It has been quite some time since I wrote to you, but one of my goals for this year is to blog more regularly. I have been focusing my energy on writing my next book and doing my weekly videos on self-care.
There has been an Instagram challenge going on lately called, “The Ten Year Challenge” or “How Hard Did Age Hit You Challenge.” I’m sure you’ve seen the hashtags and had some laughs, surprises and participated yourself.
As with most social media postings, it seems as though only the people who had something to celebrate were posting their 10 years then and now, at least, that’s where my mind went to. What if, after 10 years, I have a myriad of unfortunate events that have affected my life such as divorce, death, war, and a host of others. I want to include weight gain in this. It seems to be amiss the 10 year awesomeness.
But what about real life? What about situations like 10 years ago, sock selling Rob Kardashian to post-Black Chyna Rob Kardashian? What about those of us who have to still lose our pregnancy weight? “Uhh… yes ma’am, my baby is now 8. What’s your problem?” hehe. Yes, I am able to smile within this situation and remind myself that my body is capable of producing life. “Nani! (that’s what my babies call me) Show me where I was!!!!” they exclaim as they smile and lift my shirt on occasion to trace the stretch marks on my belly.

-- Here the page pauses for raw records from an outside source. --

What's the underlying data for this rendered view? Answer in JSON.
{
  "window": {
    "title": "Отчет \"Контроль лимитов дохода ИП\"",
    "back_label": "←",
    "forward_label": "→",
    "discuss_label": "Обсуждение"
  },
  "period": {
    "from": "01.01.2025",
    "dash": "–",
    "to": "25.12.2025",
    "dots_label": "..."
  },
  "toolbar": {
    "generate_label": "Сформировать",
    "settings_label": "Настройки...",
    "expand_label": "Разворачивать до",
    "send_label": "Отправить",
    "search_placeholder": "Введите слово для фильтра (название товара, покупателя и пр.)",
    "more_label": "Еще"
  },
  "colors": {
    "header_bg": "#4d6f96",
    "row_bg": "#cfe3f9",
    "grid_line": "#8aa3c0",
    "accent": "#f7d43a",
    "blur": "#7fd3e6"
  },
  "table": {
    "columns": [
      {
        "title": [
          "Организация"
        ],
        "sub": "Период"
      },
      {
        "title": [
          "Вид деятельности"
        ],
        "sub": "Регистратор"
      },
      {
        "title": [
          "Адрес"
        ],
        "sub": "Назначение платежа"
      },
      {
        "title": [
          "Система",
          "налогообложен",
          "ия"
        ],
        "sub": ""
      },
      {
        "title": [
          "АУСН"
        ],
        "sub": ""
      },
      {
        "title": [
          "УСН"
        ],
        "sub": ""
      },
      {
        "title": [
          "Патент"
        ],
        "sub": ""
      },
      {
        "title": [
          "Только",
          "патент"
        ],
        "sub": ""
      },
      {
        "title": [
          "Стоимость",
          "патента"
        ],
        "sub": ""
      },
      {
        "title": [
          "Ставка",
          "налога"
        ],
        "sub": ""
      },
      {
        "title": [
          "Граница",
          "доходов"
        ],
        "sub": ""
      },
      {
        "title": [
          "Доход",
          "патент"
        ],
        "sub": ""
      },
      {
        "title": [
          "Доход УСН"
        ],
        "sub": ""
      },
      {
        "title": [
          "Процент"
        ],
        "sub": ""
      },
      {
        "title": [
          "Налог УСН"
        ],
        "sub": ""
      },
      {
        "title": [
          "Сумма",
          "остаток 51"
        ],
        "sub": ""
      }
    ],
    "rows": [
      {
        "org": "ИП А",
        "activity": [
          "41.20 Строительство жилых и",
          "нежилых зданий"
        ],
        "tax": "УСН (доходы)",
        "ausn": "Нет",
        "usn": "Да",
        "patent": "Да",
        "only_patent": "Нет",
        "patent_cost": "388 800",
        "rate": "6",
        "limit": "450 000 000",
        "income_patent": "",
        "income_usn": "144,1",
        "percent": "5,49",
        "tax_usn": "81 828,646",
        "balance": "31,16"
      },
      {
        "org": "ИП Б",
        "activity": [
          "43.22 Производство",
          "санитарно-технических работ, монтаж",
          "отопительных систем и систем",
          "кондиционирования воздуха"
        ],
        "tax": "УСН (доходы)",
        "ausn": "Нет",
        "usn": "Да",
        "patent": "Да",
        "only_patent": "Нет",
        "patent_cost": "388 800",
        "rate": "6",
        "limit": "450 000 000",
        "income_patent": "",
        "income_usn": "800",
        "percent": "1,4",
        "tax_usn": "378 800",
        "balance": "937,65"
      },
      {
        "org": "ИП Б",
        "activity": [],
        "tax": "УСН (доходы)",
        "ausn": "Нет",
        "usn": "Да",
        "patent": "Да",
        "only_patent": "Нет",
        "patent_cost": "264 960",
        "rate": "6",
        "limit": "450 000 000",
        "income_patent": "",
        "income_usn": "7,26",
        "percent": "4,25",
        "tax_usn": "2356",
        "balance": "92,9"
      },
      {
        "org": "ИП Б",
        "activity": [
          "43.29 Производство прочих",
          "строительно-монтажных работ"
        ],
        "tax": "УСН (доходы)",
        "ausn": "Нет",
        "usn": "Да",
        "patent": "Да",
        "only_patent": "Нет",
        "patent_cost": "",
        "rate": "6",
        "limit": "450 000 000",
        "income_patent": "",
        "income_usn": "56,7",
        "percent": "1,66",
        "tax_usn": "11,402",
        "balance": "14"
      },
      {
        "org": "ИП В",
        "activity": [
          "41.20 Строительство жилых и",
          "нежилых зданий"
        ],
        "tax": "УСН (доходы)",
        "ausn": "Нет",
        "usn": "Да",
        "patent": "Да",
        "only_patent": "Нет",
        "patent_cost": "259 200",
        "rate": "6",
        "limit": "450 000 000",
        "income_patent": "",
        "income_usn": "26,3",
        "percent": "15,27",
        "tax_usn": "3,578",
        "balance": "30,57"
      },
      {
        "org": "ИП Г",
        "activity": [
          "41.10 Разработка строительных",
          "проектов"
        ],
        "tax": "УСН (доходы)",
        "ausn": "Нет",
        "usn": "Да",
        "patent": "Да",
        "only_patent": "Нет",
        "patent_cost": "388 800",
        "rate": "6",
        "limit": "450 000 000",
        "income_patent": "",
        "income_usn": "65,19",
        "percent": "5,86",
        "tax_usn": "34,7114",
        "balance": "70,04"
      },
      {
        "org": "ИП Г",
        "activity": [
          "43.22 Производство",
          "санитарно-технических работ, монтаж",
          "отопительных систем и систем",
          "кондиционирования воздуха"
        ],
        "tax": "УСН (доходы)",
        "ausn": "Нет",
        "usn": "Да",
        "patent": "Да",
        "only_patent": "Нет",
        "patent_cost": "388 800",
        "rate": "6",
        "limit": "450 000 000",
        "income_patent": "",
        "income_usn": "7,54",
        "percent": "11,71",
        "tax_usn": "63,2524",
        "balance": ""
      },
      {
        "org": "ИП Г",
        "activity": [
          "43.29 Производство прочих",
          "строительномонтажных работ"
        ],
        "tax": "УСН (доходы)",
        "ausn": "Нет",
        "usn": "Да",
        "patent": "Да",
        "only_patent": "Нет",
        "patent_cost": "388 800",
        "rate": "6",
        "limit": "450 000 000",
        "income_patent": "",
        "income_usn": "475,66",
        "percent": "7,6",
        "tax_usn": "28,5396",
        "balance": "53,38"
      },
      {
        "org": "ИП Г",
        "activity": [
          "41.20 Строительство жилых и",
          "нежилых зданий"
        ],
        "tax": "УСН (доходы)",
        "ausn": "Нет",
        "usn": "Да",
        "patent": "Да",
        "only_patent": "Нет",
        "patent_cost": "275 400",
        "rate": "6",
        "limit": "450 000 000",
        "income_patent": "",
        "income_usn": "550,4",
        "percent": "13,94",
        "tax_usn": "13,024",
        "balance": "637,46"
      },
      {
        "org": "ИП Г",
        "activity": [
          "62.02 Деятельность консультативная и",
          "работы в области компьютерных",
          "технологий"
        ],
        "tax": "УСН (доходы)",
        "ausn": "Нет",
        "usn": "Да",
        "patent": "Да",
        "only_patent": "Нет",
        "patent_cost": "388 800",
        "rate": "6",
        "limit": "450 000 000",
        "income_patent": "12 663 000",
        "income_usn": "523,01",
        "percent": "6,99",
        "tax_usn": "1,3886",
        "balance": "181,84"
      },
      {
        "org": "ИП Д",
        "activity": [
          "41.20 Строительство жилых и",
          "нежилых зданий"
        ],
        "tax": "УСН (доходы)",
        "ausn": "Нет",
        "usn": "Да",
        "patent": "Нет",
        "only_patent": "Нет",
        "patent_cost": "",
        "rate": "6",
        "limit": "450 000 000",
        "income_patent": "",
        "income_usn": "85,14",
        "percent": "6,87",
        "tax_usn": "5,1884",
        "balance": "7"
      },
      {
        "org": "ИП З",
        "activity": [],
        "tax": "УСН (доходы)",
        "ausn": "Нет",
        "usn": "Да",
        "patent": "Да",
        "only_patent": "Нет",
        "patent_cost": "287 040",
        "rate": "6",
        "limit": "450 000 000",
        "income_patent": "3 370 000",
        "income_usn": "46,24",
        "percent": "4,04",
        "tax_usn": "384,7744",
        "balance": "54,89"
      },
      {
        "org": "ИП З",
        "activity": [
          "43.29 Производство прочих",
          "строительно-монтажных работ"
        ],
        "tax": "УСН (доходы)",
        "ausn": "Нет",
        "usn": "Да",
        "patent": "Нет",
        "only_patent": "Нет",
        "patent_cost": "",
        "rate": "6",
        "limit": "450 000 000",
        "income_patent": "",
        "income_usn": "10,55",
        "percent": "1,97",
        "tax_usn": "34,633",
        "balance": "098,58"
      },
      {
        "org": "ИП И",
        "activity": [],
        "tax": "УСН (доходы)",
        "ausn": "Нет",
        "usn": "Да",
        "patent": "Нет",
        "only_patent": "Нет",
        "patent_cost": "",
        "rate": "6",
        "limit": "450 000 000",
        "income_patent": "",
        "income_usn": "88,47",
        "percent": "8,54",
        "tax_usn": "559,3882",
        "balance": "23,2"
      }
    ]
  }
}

I was hesitant to post. What if people noticed I am bigger, as some rude assholes have commented in real life. Yes. Those people exist. Even this past weekend someone inquired about where the baby was. Don’t worry. Karma will get them later 😉 But then… I thought about what has happened in the last 10 years, which made me proud to post. I will give you a list because it’s easier and because I love them.
3 stunningly beautiful babies who have phenomenal souls and chose me to be their mamacita | leaving an abusive marriage | a messy divorce | graduating college | graduating university | having intense, makes your heart melt, can’t think about anything else, love in my life | breakups and heartache | starting 2 businesses | moving 3 times in 1 year. Twice. | meeting my biological family and birth mother | experiences with suicide & the mental health ward | mental health challenges | playing the piano. In public. Weekly. For people. And not puking. | recovering and embarking on an incredible journey of holistic wellness | writing 2 books | started a blog | started a YouTube channel | being published in scholarly journals | only ONE (ONE!!!) terrible haircut. Me and the stylist broke up. Yes, it was personal | becoming a coffee lover | still loving the ocean
I’m sure if I asked you to write out your own fantastic summary list of the last 10 years, it would be also be filled with great things, terrible things, hilarious things, and everything in between. But it is in your humanity-in my humanity- that we shine. That we are brilliant. That broken crayons still colour. That a strong person had to go through the shitty things to become stunningly awesome.
And so. The prompting of this blog post was due to a conversation with my big sis about talking to our future selves and speaking into existence what we want. If I could tell my 21 year old self everything I know now, what would I tell her? That I am strong and I will get through this? I was made for beautiful things. I am a goddess and deserve only remarkable things and nothing less. YOU. YOU! You are a god/goddess and deserve only remarkable things.